Let not writers nor statesmen deceive themselves. The springs of their own conduct and opinions are not always so clear and pure, nor are those of their antagonists in politics, always so polluted and corrupted as they believe, and would have the world believe too. Mere readers, and private persons, can see virtues and talents on each side: and to their sorrow they have not yet seen any side altogether free from atrocious vices, extreme ignorance, and most lamentable folly.—Nor will mere readers and private persons be less excuseable, if they should suffer themselves to be imposed on by others, who first impose upon themselves.—Every step in the public administration of government, concerns us nearly. Life and fortune, our own, and those of our posterity, are not trifles to be neglected or totally entrusted to other hands: And these, in the vicissitudes of human things, may be rendered in a few years, either totally uncertain, or as secure as fixed Laws and the British constitution well administered can make them, in consequence of measures that seem at present but trifles, and to many scarcely worth attention. Let us not be bubbled then out of our reverence and obedience to Government, on one hand; nor out of our right to think and act for ourselves, in our own departments, on the other. The steady management of a good government is the most anxious arduous and hazardous vocation on this side the grave: Let 81us not encumber those, therefore, who have spirit enough to embark in such an enterprize, with any kind of opposition, that the preservation or perfection of our mild, our happy, our most excellent constitution, does not soberly demand.
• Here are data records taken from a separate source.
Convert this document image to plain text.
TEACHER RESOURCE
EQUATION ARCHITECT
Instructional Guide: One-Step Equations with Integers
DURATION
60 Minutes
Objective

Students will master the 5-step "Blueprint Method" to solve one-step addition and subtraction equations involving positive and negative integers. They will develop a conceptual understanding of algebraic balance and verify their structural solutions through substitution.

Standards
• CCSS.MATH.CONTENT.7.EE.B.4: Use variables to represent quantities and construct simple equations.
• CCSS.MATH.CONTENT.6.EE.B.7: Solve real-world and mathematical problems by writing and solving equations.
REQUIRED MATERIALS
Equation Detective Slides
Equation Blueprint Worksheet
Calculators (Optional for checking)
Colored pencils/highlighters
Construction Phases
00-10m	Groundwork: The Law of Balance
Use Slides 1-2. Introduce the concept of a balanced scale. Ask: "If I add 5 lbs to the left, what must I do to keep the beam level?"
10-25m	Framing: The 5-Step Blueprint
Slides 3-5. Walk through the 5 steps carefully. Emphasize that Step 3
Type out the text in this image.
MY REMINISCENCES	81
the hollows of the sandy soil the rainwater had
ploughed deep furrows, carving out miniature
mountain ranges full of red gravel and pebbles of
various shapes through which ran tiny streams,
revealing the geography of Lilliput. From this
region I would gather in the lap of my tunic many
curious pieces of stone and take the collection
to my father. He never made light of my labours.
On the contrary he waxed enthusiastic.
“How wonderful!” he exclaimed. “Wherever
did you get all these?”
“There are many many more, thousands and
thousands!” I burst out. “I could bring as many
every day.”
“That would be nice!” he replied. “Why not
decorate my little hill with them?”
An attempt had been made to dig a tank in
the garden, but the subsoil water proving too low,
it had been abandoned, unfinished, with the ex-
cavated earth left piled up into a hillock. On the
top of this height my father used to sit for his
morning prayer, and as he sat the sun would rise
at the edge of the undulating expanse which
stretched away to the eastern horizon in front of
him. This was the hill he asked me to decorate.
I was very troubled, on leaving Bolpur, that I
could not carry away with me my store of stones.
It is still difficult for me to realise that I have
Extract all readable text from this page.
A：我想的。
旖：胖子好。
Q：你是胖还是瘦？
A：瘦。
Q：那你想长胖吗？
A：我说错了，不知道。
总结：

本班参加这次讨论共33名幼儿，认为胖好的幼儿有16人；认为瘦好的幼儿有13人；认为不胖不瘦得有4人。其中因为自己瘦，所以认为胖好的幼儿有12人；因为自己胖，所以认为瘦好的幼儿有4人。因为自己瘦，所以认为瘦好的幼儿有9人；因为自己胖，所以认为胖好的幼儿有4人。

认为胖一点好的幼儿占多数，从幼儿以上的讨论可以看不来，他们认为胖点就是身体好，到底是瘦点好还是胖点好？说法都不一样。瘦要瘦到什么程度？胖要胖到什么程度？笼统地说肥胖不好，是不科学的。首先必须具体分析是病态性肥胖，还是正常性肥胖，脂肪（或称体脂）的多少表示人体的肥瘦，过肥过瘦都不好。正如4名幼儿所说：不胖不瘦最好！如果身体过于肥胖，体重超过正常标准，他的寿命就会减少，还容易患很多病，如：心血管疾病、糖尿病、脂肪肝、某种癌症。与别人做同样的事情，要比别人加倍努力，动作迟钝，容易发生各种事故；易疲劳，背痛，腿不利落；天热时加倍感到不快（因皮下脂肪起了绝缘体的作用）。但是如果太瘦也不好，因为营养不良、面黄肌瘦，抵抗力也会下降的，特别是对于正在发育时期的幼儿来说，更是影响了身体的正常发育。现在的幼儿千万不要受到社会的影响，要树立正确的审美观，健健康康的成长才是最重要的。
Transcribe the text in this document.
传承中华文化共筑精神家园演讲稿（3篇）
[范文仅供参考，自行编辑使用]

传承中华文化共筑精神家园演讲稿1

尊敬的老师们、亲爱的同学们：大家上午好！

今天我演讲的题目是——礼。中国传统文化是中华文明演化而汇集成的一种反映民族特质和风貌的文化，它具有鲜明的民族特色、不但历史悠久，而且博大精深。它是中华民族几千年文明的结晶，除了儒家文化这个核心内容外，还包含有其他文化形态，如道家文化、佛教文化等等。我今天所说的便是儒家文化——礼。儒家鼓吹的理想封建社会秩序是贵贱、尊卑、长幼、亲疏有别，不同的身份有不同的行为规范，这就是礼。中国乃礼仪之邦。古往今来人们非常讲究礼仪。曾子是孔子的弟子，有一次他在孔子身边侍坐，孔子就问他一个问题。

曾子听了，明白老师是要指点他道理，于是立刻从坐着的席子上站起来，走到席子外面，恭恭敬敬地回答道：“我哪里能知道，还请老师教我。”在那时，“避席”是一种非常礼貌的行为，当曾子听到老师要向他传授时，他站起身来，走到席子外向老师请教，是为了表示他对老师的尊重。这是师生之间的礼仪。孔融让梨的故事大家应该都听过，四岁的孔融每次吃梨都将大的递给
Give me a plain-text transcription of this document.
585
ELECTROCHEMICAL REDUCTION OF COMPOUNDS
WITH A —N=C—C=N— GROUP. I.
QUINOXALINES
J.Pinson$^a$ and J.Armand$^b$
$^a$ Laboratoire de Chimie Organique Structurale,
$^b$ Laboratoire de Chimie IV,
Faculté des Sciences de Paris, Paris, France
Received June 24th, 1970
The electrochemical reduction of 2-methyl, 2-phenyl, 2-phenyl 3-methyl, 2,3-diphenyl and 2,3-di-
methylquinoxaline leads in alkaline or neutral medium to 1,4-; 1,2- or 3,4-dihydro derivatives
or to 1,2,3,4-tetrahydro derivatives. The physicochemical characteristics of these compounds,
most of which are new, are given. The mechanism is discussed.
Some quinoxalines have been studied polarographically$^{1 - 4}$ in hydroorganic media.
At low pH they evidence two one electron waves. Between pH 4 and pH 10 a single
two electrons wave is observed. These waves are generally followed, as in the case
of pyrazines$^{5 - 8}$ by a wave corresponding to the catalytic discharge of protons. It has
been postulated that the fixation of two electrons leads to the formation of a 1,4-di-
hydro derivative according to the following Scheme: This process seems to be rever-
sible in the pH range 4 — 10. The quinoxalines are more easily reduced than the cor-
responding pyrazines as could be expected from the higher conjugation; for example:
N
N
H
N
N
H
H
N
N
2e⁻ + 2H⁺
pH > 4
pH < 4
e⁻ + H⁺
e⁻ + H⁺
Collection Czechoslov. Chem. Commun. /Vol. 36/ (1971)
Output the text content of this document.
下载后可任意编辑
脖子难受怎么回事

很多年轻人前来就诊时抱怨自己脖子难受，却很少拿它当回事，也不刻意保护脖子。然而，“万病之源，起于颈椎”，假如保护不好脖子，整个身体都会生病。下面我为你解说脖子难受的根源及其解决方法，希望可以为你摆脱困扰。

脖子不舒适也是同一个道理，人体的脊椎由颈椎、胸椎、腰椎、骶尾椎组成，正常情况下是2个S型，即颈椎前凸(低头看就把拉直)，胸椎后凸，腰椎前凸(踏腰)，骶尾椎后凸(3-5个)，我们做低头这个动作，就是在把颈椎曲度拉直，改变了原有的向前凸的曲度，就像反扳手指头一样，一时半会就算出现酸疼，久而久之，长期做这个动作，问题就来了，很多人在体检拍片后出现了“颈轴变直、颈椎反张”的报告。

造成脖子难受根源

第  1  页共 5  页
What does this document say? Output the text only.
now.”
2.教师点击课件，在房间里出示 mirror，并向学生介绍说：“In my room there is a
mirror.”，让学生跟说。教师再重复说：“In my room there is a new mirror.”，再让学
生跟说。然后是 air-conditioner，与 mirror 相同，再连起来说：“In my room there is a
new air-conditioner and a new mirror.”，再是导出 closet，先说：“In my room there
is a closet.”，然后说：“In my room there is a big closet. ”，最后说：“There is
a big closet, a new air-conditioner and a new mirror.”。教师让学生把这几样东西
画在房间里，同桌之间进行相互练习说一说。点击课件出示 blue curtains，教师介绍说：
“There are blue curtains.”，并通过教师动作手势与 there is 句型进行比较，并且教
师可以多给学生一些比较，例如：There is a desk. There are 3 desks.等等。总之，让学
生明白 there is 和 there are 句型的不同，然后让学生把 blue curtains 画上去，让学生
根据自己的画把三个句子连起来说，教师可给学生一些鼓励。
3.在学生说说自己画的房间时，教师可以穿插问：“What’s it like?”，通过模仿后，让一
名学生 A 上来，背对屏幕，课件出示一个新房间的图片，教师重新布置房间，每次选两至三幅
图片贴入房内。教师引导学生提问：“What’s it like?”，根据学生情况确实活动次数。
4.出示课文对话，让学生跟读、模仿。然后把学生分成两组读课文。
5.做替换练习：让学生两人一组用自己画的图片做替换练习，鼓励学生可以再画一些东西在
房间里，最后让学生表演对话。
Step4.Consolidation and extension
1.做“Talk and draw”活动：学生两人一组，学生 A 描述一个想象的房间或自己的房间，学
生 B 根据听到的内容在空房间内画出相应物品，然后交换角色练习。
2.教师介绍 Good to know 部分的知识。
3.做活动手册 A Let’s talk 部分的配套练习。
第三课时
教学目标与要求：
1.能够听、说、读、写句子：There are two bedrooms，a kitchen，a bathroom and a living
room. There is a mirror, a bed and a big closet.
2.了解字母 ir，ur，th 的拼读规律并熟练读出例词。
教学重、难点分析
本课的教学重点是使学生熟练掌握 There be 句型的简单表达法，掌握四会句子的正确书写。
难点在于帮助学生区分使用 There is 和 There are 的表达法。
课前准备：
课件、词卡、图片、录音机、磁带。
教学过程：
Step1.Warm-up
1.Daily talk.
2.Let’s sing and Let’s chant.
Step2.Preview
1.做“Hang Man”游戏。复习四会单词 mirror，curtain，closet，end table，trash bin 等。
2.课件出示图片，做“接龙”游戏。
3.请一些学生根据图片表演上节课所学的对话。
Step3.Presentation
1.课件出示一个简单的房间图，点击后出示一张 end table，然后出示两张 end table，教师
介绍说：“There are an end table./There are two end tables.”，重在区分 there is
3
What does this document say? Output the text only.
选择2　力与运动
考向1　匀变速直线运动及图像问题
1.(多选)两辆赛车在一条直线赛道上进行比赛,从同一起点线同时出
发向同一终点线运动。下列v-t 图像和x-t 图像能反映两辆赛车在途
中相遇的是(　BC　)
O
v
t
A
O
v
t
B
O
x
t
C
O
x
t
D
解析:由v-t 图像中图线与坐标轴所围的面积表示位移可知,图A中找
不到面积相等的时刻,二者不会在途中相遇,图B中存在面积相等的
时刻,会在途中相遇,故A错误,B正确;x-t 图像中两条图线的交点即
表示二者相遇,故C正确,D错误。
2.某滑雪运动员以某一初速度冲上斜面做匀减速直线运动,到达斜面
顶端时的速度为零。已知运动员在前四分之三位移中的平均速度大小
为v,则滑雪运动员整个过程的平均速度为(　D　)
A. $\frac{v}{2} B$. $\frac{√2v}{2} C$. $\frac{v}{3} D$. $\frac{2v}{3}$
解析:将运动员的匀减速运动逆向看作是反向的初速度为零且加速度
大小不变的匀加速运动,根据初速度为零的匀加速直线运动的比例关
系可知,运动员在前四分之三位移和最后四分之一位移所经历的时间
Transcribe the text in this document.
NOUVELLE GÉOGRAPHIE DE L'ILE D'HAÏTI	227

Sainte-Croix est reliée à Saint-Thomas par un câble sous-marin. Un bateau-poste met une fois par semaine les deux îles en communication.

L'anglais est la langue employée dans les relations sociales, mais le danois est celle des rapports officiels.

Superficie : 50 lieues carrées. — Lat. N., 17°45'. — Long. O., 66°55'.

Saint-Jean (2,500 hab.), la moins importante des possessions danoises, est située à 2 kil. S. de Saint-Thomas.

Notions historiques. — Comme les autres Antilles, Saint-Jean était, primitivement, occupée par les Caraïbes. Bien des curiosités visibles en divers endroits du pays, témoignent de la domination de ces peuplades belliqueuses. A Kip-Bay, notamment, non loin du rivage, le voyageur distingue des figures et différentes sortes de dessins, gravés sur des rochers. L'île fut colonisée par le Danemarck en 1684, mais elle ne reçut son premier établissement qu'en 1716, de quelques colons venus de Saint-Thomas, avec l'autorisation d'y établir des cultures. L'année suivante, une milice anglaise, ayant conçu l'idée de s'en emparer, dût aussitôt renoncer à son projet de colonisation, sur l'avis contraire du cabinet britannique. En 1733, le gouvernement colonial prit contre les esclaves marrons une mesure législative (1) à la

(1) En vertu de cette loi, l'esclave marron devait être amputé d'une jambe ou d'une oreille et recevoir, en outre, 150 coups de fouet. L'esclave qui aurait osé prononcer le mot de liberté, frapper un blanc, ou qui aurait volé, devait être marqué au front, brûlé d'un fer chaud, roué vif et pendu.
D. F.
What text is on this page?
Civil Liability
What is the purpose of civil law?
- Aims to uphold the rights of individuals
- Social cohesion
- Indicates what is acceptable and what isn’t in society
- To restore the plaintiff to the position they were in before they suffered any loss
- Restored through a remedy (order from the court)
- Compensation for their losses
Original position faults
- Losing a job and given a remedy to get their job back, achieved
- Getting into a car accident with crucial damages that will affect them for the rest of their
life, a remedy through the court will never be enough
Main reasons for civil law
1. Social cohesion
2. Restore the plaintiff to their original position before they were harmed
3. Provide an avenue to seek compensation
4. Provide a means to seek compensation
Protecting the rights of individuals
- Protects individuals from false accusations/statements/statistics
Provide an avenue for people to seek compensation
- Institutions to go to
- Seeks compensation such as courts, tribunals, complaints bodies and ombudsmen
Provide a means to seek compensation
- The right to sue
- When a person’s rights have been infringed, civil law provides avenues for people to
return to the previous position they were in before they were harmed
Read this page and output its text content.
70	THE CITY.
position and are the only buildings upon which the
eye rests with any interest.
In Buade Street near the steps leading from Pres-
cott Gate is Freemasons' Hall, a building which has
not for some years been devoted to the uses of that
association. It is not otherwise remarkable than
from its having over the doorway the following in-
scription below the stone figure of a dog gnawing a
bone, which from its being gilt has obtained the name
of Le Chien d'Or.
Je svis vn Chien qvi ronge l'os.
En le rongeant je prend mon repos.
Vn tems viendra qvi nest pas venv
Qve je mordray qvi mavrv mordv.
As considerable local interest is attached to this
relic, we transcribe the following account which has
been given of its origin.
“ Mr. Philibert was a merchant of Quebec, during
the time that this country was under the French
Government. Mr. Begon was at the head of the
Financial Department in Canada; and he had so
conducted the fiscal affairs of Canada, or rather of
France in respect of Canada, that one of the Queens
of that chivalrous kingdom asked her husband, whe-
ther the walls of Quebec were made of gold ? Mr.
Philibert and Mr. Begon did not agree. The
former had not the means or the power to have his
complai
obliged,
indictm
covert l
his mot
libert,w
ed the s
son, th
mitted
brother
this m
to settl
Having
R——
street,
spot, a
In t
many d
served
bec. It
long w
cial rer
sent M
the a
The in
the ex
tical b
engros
But on the other hand, as we know that ignorance, vanity, excessive ambition and venality, will in spight of all human precautions creep into government, and will ever be aspiring at extravagant and unconstitutional emoluments to individuals; let us never relax our attention, or our resolution to keep these unhappy imperfections in human nature, out of which material, frail as it is, all our rulers must be compounded, under a strict inspection, and a just controul.—We Electors have an important constitutional power placed in our hands: We have a check upon two branches of the legislature, as each branch has upon the other two; the power I mean of electing, at stated periods, one branch, which branch has the power of electing another. It becomes necessary to every subject then, to be in some degree a statesman: and to examine and judge for himself of the tendency of political principles and measures. Let us examine them with a sober, a manly, a British, and a Christian spirit. Let us neglect all party virulence and advert to facts. Let us believe no man to be infallible or impeccable in government, any more than in religion: take no man's word against evidence, nor implicitly adopt the sentiments of others, who may be deceived themselves, or may be interested in deceiving us.

U.

MS not found. Reprinted from the (Boston Gazette, 29 Aug. 1763). In JA, Works , 3:432–437, CFA reprinted the two “U” letters in this issue of the Boston Gazette as a single essay with the title “On Self-Delusion.” The first is a kind of preamble to the second and directly precedes it in the newspaper.

1.

Jonathan Sewall's last article as “J” in 1763 was published in the Boston Evening-Post, 13 June.

2.

Do what is required as it should be done, but stand well with the abbot.

3.

Through fair means and foul.

4.

Zosimus, Zosimi Com. Historiarum libri VI, Procopius [sic] De bell. Justiniani libri totidem . . . MDCV. Recensuit . . . D.D. [sic] 1736 ( Catalogue of JA's Library ). Zosimus, a professed pagan, covered the history of Rome to the time of its fall before Alaric (The Cambridge Medieval History, N.Y., 1911, 1:passim).